Anyone recall this, or even better, witness it on their TVs?
ramonmercado said:Can't remember that incident. I followed the events at the time.
The Bulgarian TV show Otechestven Front – which translates loosely as The Home Front – does seem to be experiencing a cluster of bad luck. Its format is simple: through a series of on-location interviews, presenter Martin Karbovski introduces a selection of ordinary people, each of whom has an extraordinary (but not always cheerful) story. Think of a macabre That's Life, or a clothed Eurotrash, and you'll be getting warm.

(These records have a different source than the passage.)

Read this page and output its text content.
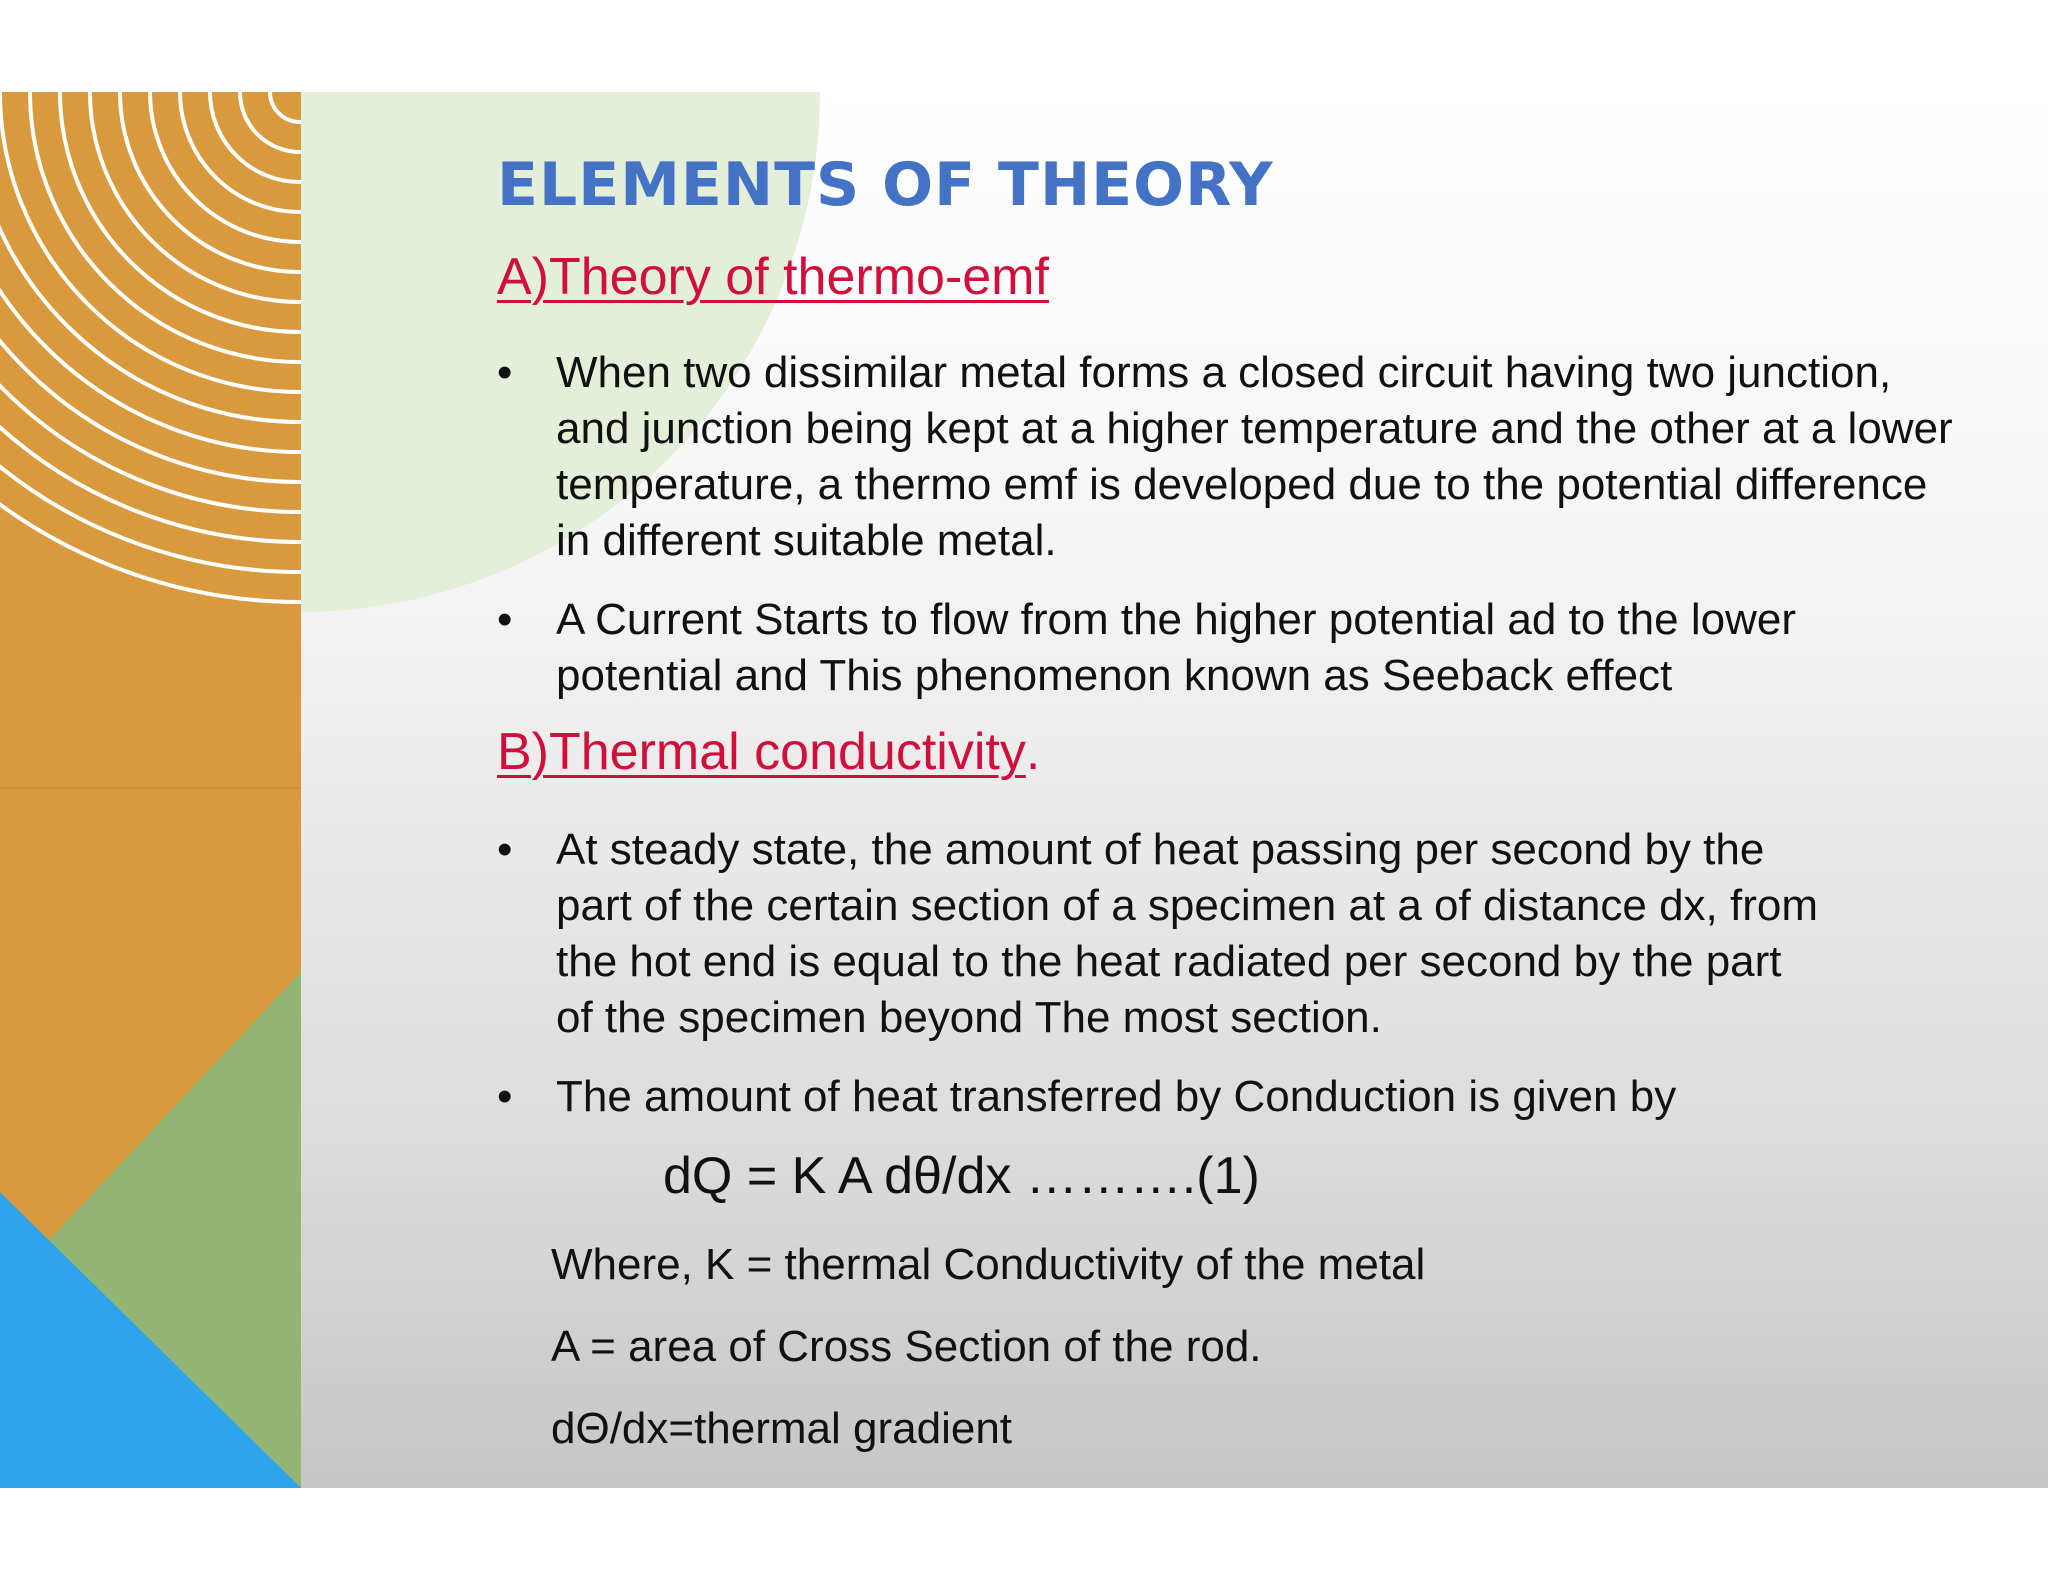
ELEMENTS OF THEORY
A)Theory of thermo-emf
• When two dissimilar metal forms a closed circuit having two junction,
and junction being kept at a higher temperature and the other at a lower
temperature, a thermo emf is developed due to the potential difference
in different suitable metal.
• A Current Starts to flow from the higher potential ad to the lower
potential and This phenomenon known as Seeback effect
B)Thermal conductivity.
• At steady state, the amount of heat passing per second by the
part of the certain section of a specimen at a of distance dx, from
the hot end is equal to the heat radiated per second by the part
of the specimen beyond The most section.
• The amount of heat transferred by Conduction is given by
dQ = K A dθ/dx ……….(1)
Where, K = thermal Conductivity of the metal
A = area of Cross Section of the rod.
dΘ/dx=thermal gradient
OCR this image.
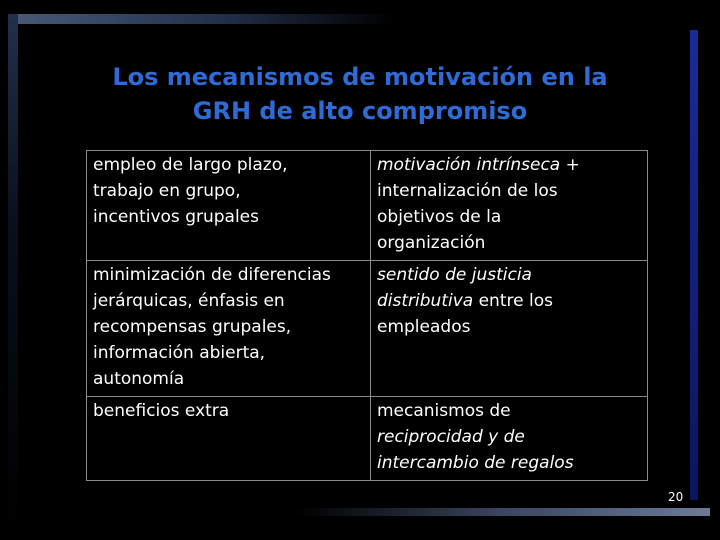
Los mecanismos de motivación en la
GRH de alto compromiso
empleo de largo plazo,
trabajo en grupo,
incentivos grupales	motivación intrínseca +
internalización de los
objetivos de la
organización
minimización de diferencias
jerárquicas, énfasis en
recompensas grupales,
información abierta,
autonomía	sentido de justicia
distributiva entre los
empleados
beneficios extra	mecanismos de
reciprocidad y de
intercambio de regalos
20
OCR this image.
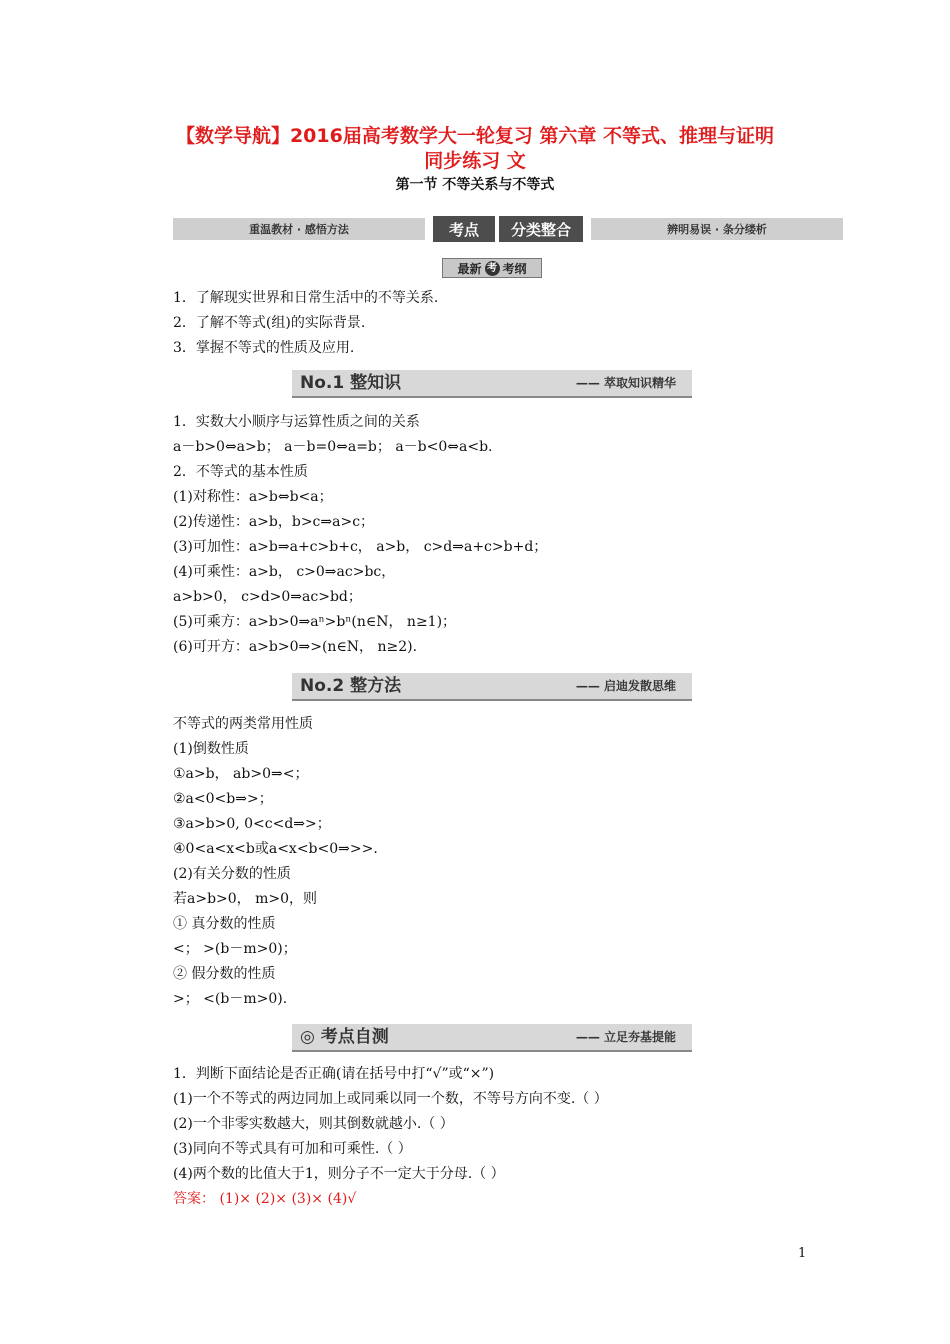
【数学导航】2016届高考数学大一轮复习 第六章 不等式、推理与证明
同步练习 文
第一节 不等关系与不等式
重温教材 · 感悟方法	考点	分类整合	辨明易误 · 条分缕析
最新 考 考纲
1．了解现实世界和日常生活中的不等关系.
2．了解不等式(组)的实际背景.
3．掌握不等式的性质及应用.
No.1 整知识	—— 萃取知识精华
1．实数大小顺序与运算性质之间的关系
a－b>0⇔a>b； a－b=0⇔a=b； a－b<0⇔a<b.
2．不等式的基本性质
(1)对称性：a>b⇔b<a；
(2)传递性：a>b，b>c⇒a>c；
(3)可加性：a>b⇒a+c>b+c， a>b， c>d⇒a+c>b+d；
(4)可乘性：a>b， c>0⇒ac>bc，
a>b>0， c>d>0⇒ac>bd；
(5)可乘方：a>b>0⇒aⁿ>bⁿ(n∈N， n≥1)；
(6)可开方：a>b>0⇒>(n∈N， n≥2).
No.2 整方法	—— 启迪发散思维
不等式的两类常用性质
(1)倒数性质
①a>b， ab>0⇒<；
②a<0<b⇒>；
③a>b>0, 0<c<d⇒>；
④0<a<x<b或a<x<b<0⇒>>.
(2)有关分数的性质
若a>b>0， m>0，则
① 真分数的性质
<； >(b－m>0)；
② 假分数的性质
>； <(b－m>0).
◎ 考点自测	—— 立足夯基提能
1．判断下面结论是否正确(请在括号中打“√”或“×”)
(1)一个不等式的两边同加上或同乘以同一个数，不等号方向不变.（ ）
(2)一个非零实数越大，则其倒数就越小.（ ）
(3)同向不等式具有可加和可乘性.（ ）
(4)两个数的比值大于1，则分子不一定大于分母.（ ）
答案： (1)× (2)× (3)× (4)√
1
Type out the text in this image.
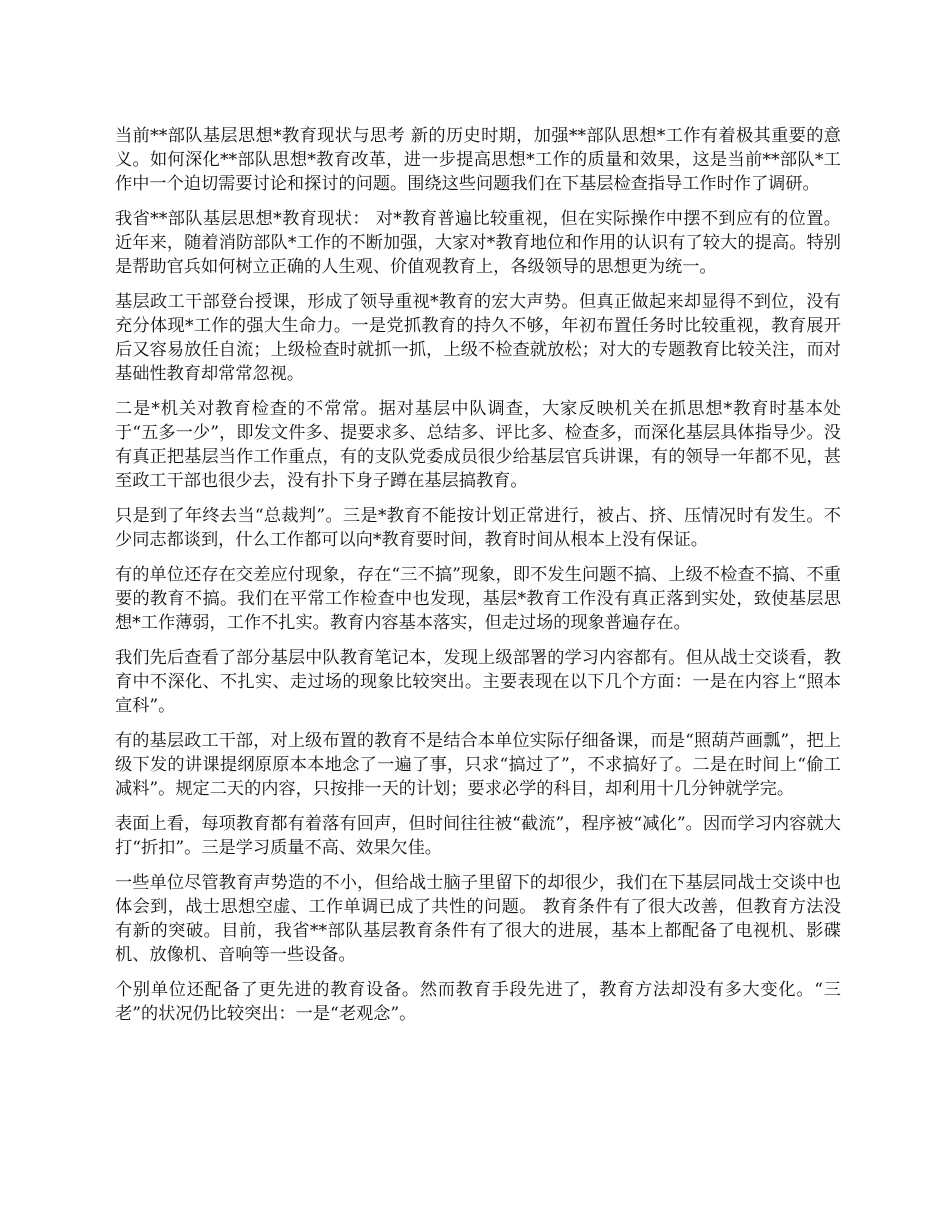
当前**部队基层思想*教育现状与思考 新的历史时期，加强**部队思想*工作有着极其重要的意义。如何深化**部队思想*教育改革，进一步提高思想*工作的质量和效果，这是当前**部队*工作中一个迫切需要讨论和探讨的问题。围绕这些问题我们在下基层检查指导工作时作了调研。

我省**部队基层思想*教育现状： 对*教育普遍比较重视，但在实际操作中摆不到应有的位置。近年来，随着消防部队*工作的不断加强，大家对*教育地位和作用的认识有了较大的提高。特别是帮助官兵如何树立正确的人生观、价值观教育上，各级领导的思想更为统一。

基层政工干部登台授课，形成了领导重视*教育的宏大声势。但真正做起来却显得不到位，没有充分体现*工作的强大生命力。一是党抓教育的持久不够，年初布置任务时比较重视，教育展开后又容易放任自流；上级检查时就抓一抓，上级不检查就放松；对大的专题教育比较关注，而对基础性教育却常常忽视。

二是*机关对教育检查的不常常。据对基层中队调查，大家反映机关在抓思想*教育时基本处于“五多一少”，即发文件多、提要求多、总结多、评比多、检查多，而深化基层具体指导少。没有真正把基层当作工作重点，有的支队党委成员很少给基层官兵讲课，有的领导一年都不见，甚至政工干部也很少去，没有扑下身子蹲在基层搞教育。

只是到了年终去当“总裁判”。三是*教育不能按计划正常进行，被占、挤、压情况时有发生。不少同志都谈到，什么工作都可以向*教育要时间，教育时间从根本上没有保证。

有的单位还存在交差应付现象，存在“三不搞”现象，即不发生问题不搞、上级不检查不搞、不重要的教育不搞。我们在平常工作检查中也发现，基层*教育工作没有真正落到实处，致使基层思想*工作薄弱，工作不扎实。教育内容基本落实，但走过场的现象普遍存在。

我们先后查看了部分基层中队教育笔记本，发现上级部署的学习内容都有。但从战士交谈看，教育中不深化、不扎实、走过场的现象比较突出。主要表现在以下几个方面：一是在内容上“照本宣科”。

有的基层政工干部，对上级布置的教育不是结合本单位实际仔细备课，而是“照葫芦画瓢”，把上级下发的讲课提纲原原本本地念了一遍了事，只求“搞过了”，不求搞好了。二是在时间上“偷工减料”。规定二天的内容，只按排一天的计划；要求必学的科目，却利用十几分钟就学完。

表面上看，每项教育都有着落有回声，但时间往往被“截流”，程序被“减化”。因而学习内容就大打“折扣”。三是学习质量不高、效果欠佳。

一些单位尽管教育声势造的不小，但给战士脑子里留下的却很少，我们在下基层同战士交谈中也体会到，战士思想空虚、工作单调已成了共性的问题。 教育条件有了很大改善，但教育方法没有新的突破。目前，我省**部队基层教育条件有了很大的进展，基本上都配备了电视机、影碟机、放像机、音响等一些设备。

个别单位还配备了更先进的教育设备。然而教育手段先进了，教育方法却没有多大变化。“三老”的状况仍比较突出：一是“老观念”。
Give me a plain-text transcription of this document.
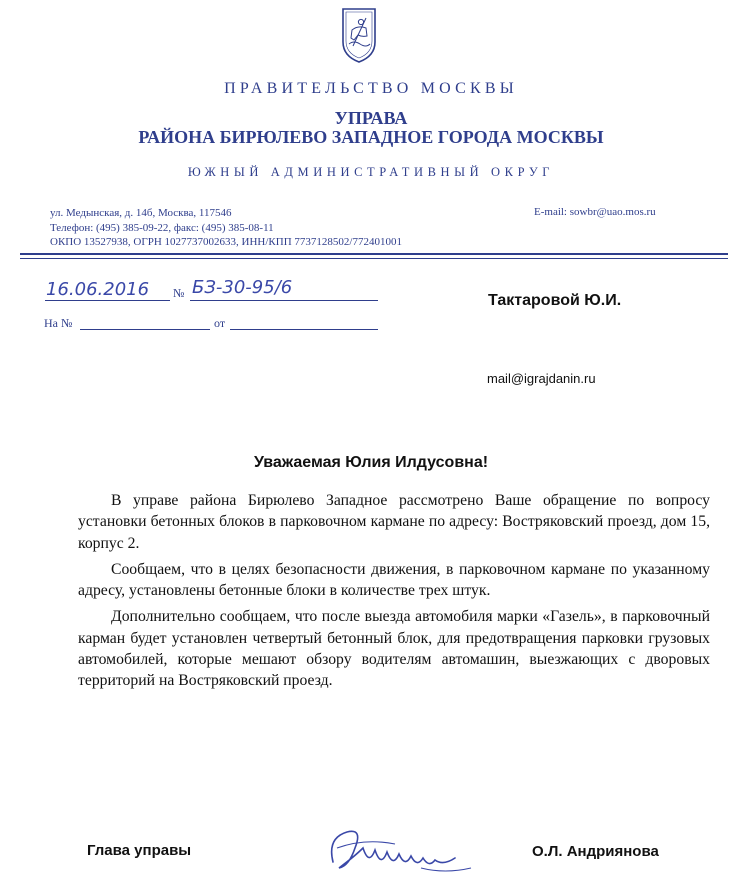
ПРАВИТЕЛЬСТВО МОСКВЫ
УПРАВА
РАЙОНА БИРЮЛЕВО ЗАПАДНОЕ ГОРОДА МОСКВЫ
ЮЖНЫЙ АДМИНИСТРАТИВНЫЙ ОКРУГ
ул. Медынская, д. 14б, Москва, 117546
Телефон: (495) 385-09-22, факс: (495) 385-08-11
ОКПО 13527938, ОГРН 1027737002633, ИНН/КПП 7737128502/772401001
E-mail: sowbr@uao.mos.ru
16.06.2016 № БЗ-30-95/6
На №	от
Тактаровой Ю.И.
mail@igrajdanin.ru
Уважаемая Юлия Илдусовна!

В управе района Бирюлево Западное рассмотрено Ваше обращение по вопросу установки бетонных блоков в парковочном кармане по адресу: Востряковский проезд, дом 15, корпус 2.

Сообщаем, что в целях безопасности движения, в парковочном кармане по указанному адресу, установлены бетонные блоки в количестве трех штук.

Дополнительно сообщаем, что после выезда автомобиля марки «Газель», в парковочный карман будет установлен четвертый бетонный блок, для предотвращения парковки грузовых автомобилей, которые мешают обзору водителям автомашин, выезжающих с дворовых территорий на Востряковский проезд.

Глава управы	О.Л. Андриянова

Yet over the past two years, no fewer than six of the show's subjects have died shortly after taking part. The first was a particularly unpleasant former criminal known as The Rose, who collapsed a matter of days after his interview was filmed, amid rumours of black magic. An 85-year-old woman called Gena, who told Karbovski her legs had been eaten by dogs, was next, dying in her sleep.
Another victim was Ivanka Arsova, the 62-year-old owner of an icon of the Virgin Mary and Child, which was reputed to cry real tears and became a site of pilgrimage. In her case, it was an undiagnosed cancer that killed her, shortly after she claimed to have been visited by a stranger saying "God was calling".
Last month brought the strangest case of all, when Halil Baev, a herbalist, was killed in a fire that destroyed his house. Having been rescued once, Baev would have survived, had he not returned in an attempt to rescue his black cat. Nova TV, which transmits Otechestven Front, says they are aware of the supposed curse, and are "looking into it".